Its quite remarkable that, primates aside, swine are among the best models of human metabolism. So, even if you do not feel piggy at all, the fact that pigs just as humans are omnivores, makes them a much better model for metabolic disease than rodents. It is thus not too unrealistic to assume that we can learn something about ourselves from the results of a very recent study published in the Journal of Animal Science (Apple. 2011).
Figure 1: American Pork Cuts; quality is determined by corn-oil and carnitine intake of the swine.
What lessons can you learn from our pink relatives?
Investigating the effects of l-carnitine supplementation on the quality characteristics of fresh pork bellies from pigs fed three levels of corn oil, J.K. Apple and his co-workers observed a linear trend towards decreased belly-firmness with increasing amounts of corn oil (0, 2 or 4%) in the diet. If you look at the average American, his/her high corn oil consumption and their respective (pot-)bellies, this should not surprise you. All aesthetic considerations aside, those feisty pot-bellies are nothing but the outward sign of metabolic derangements that - without appropriate lifestyle interventions - have their owners suffer from diabetes, high blood pressure, chronic inflammation, and all the other players in the (eventually) deadly "game" of metabolic syndrome.

[...] belly firmness decreased linearly (P < 0.001) with increasing dietary OIL, but there was no (P ≥ 0.137) effect of CARN on any belly firmness measure.
Now, did the touted fat-burner l-carnitine prevent these effects? No, it didn't. Yet, what it did do is it increased the amount of saturated (SFA) and mono-unsaturated (MUFA) fatty acids and decreased the amount of polyunsaturated fatty acids (PUFA) in the belly tissue:
Dietary CARN increased (P < 0.05) the proportion of total SFA in the intermuscular fat layer, increased (P < 0.05) the proportion of total MUFA in the primary and secondary lean layers, and decreased (P < 0.05) the proportion of total PUFA in the intermuscular fat and secondary lean layers of pork bellies.
In view of the finding that increasing the amount of corn oil in the diet tended to increase the PUFA content of the belly tissue, while depositing the highly oxidative polyunsaturated fatty acids preferentially in fat and not lean layers, one must acknowledge that L-carnitine, despite not being able to prevent the outwardly visible (and touchable) negative effects of a diet high in omega-6 rich corn oil, was yet able to modulate the effects of excess PUFAs on intra-tissue body fat composition.

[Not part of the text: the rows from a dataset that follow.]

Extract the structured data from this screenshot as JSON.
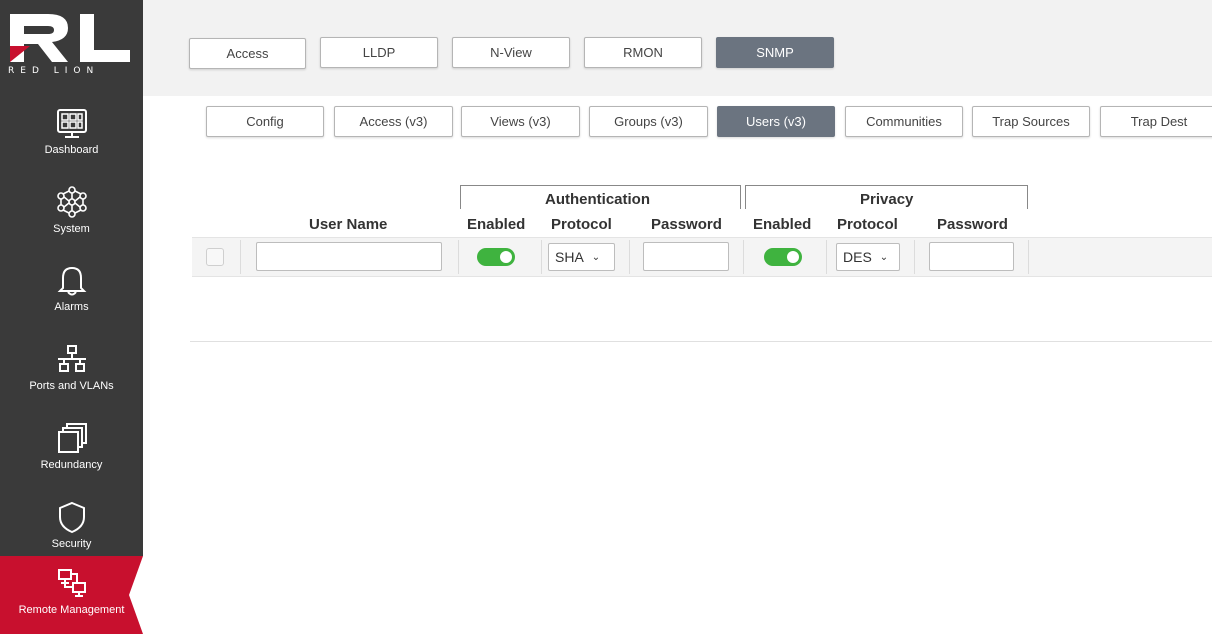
{
  "brand": {
    "wordmark": "RL",
    "name": "RED LION"
  },
  "colors": {
    "sidebar": "#3a3a3a",
    "accent": "#c8102e",
    "active_tab": "#6b7480",
    "toggle_on": "#3fb33f"
  },
  "sidebar": {
    "items": [
      {
        "label": "Dashboard",
        "icon": "dashboard-icon"
      },
      {
        "label": "System",
        "icon": "network-nodes-icon"
      },
      {
        "label": "Alarms",
        "icon": "bell-icon"
      },
      {
        "label": "Ports and VLANs",
        "icon": "port-tree-icon"
      },
      {
        "label": "Redundancy",
        "icon": "stacked-windows-icon"
      },
      {
        "label": "Security",
        "icon": "shield-icon"
      },
      {
        "label": "Remote Management",
        "icon": "remote-monitors-icon",
        "active": true
      }
    ]
  },
  "tabs_top": [
    {
      "label": "Access"
    },
    {
      "label": "LLDP"
    },
    {
      "label": "N-View"
    },
    {
      "label": "RMON"
    },
    {
      "label": "SNMP",
      "active": true
    }
  ],
  "tabs_sub": [
    {
      "label": "Config"
    },
    {
      "label": "Access (v3)"
    },
    {
      "label": "Views (v3)"
    },
    {
      "label": "Groups (v3)"
    },
    {
      "label": "Users (v3)",
      "active": true
    },
    {
      "label": "Communities"
    },
    {
      "label": "Trap Sources"
    },
    {
      "label": "Trap Dest"
    }
  ],
  "table": {
    "groups": {
      "authentication": "Authentication",
      "privacy": "Privacy"
    },
    "headers": {
      "user_name": "User Name",
      "auth_enabled": "Enabled",
      "auth_protocol": "Protocol",
      "auth_password": "Password",
      "priv_enabled": "Enabled",
      "priv_protocol": "Protocol",
      "priv_password": "Password"
    },
    "rows": [
      {
        "selected": false,
        "user_name": "",
        "auth_enabled": true,
        "auth_protocol": "SHA",
        "auth_password": "",
        "priv_enabled": true,
        "priv_protocol": "DES",
        "priv_password": ""
      }
    ]
  }
}
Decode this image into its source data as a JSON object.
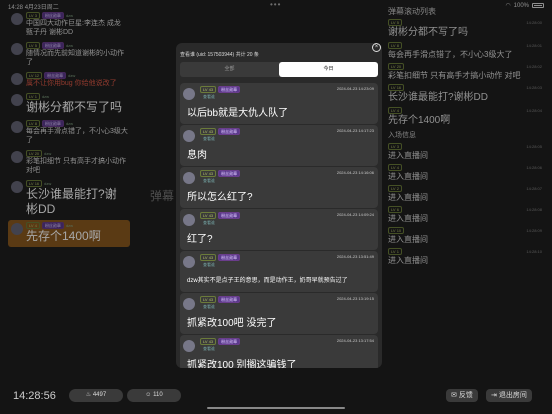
{
  "status": {
    "time": "14:28",
    "date": "4月23日周二",
    "wifi": "wifi",
    "battery": "100%"
  },
  "left_feed": [
    {
      "tag": "LV 3",
      "tag2": "粉丝勋章",
      "user": "dzw",
      "text": "中国四大动作巨星:李连杰 成龙 甄子丹 谢彬DD",
      "style": "normal"
    },
    {
      "tag": "LV 5",
      "tag2": "粉丝勋章",
      "user": "dzw",
      "text": "随情况而先前知道谢彬的小动作了",
      "style": "normal"
    },
    {
      "tag": "LV 12",
      "tag2": "粉丝勋章",
      "user": "dzw",
      "text": "属不让你用bug 你给他说改了",
      "style": "red"
    },
    {
      "tag": "LV 1",
      "tag2": "",
      "user": "dzw",
      "text": "谢彬分都不写了吗",
      "style": "big"
    },
    {
      "tag": "LV 8",
      "tag2": "粉丝勋章",
      "user": "dzw",
      "text": "每会再手滑点错了，不小心3级大了",
      "style": "normal"
    },
    {
      "tag": "LV 20",
      "tag2": "",
      "user": "dzw",
      "text": "彩笔扣细节 只有高手才搞小动作 对吧",
      "style": "normal"
    },
    {
      "tag": "LV 16",
      "tag2": "",
      "user": "dzw",
      "text": "长沙谁最能打?谢彬DD",
      "style": "big"
    },
    {
      "tag": "LV 4",
      "tag2": "粉丝勋章",
      "user": "dzw",
      "text": "先存个1400啊",
      "style": "hl"
    }
  ],
  "center_bg_text": "弹幕",
  "right_panel": {
    "title": "弹幕滚动列表",
    "items": [
      {
        "tag": "LV 5",
        "time": "14:28:00",
        "text": "谢彬分都不写了吗",
        "big": true
      },
      {
        "tag": "LV 8",
        "time": "14:28:01",
        "text": "每会再手滑点错了，不小心3级大了",
        "big": false
      },
      {
        "tag": "LV 20",
        "time": "14:28:02",
        "text": "彩笔扣细节 只有高手才搞小动作 对吧",
        "big": false
      },
      {
        "tag": "LV 16",
        "time": "14:28:03",
        "text": "长沙谁最能打?谢彬DD",
        "big": true
      },
      {
        "tag": "LV 4",
        "time": "14:28:04",
        "text": "先存个1400啊",
        "big": true
      }
    ],
    "entry_title": "入场信息",
    "entries": [
      {
        "tag": "LV 3",
        "time": "14:28:05",
        "text": "进入直播间"
      },
      {
        "tag": "LV 4",
        "time": "14:28:06",
        "text": "进入直播间"
      },
      {
        "tag": "LV 2",
        "time": "14:28:07",
        "text": "进入直播间"
      },
      {
        "tag": "LV 6",
        "time": "14:28:08",
        "text": "进入直播间"
      },
      {
        "tag": "LV 10",
        "time": "14:28:09",
        "text": "进入直播间"
      },
      {
        "tag": "LV 1",
        "time": "14:28:10",
        "text": "进入直播间"
      }
    ]
  },
  "modal": {
    "title": "查看谁 (uid: 157503944) 共计 20 条",
    "close": "×",
    "tabs": [
      {
        "label": "全部",
        "active": false
      },
      {
        "label": "今日",
        "active": true
      }
    ],
    "messages": [
      {
        "lv": "LV 43",
        "badge": "粉丝勋章",
        "sub": "查看谁",
        "time": "2024-04-23 14:23:09",
        "text": "以后bb就是大仇人队了",
        "small": false
      },
      {
        "lv": "LV 43",
        "badge": "粉丝勋章",
        "sub": "查看谁",
        "time": "2024-04-23 14:17:23",
        "text": "息肉",
        "small": false
      },
      {
        "lv": "LV 43",
        "badge": "粉丝勋章",
        "sub": "查看谁",
        "time": "2024-04-23 14:16:06",
        "text": "所以怎么红了?",
        "small": false
      },
      {
        "lv": "LV 43",
        "badge": "粉丝勋章",
        "sub": "查看谁",
        "time": "2024-04-23 14:09:24",
        "text": "红了?",
        "small": false
      },
      {
        "lv": "LV 43",
        "badge": "粉丝勋章",
        "sub": "查看谁",
        "time": "2024-04-23 13:51:49",
        "text": "dzw其实不是点子王的意思，而是动作王，奶哥早就预告过了",
        "small": true
      },
      {
        "lv": "LV 43",
        "badge": "粉丝勋章",
        "sub": "查看谁",
        "time": "2024-04-23 13:19:15",
        "text": "抓紧改100吧 没完了",
        "small": false
      },
      {
        "lv": "LV 43",
        "badge": "粉丝勋章",
        "sub": "查看谁",
        "time": "2024-04-23 13:17:54",
        "text": "抓紧改100 别搁这骗钱了",
        "small": false
      }
    ]
  },
  "bottom": {
    "clock": "14:28:56",
    "likes": "4497",
    "viewers": "110",
    "feedback": "反馈",
    "exit": "退出房间"
  }
}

Against the background of the recent changes in the scientifically accepted perspective on the previously vilified saturated fatty acids and possible beneficial effects on cell stability and inflammation the significance of these results goes beyond profane insights into the management of pork quality and solidify the foundation of my previous recommendation to avoid omega-6 instead of increasing the overall PUFA load by additional omega-3 supplementation. What's new, however, is the role l-carnitine supplementation may play in your efforts to get rid of overly high tissue levels of omega-6, since the reduced storage in fat tissue and the increased storage in muscle could be able to (a) decrease inflammation of the fat tissue and, at the same time, (b) increase oxidation of PUFAs in exercised muscle tissue. Yet, without appropriate dietary changes and the incorporation of regular exercise sessions into your  new, healthier lifestyle all carnitine in the world won't help you, if you insist on eating too many breaded and fried schnitzel with French fries and a boatload of mayonnaise and ketchup.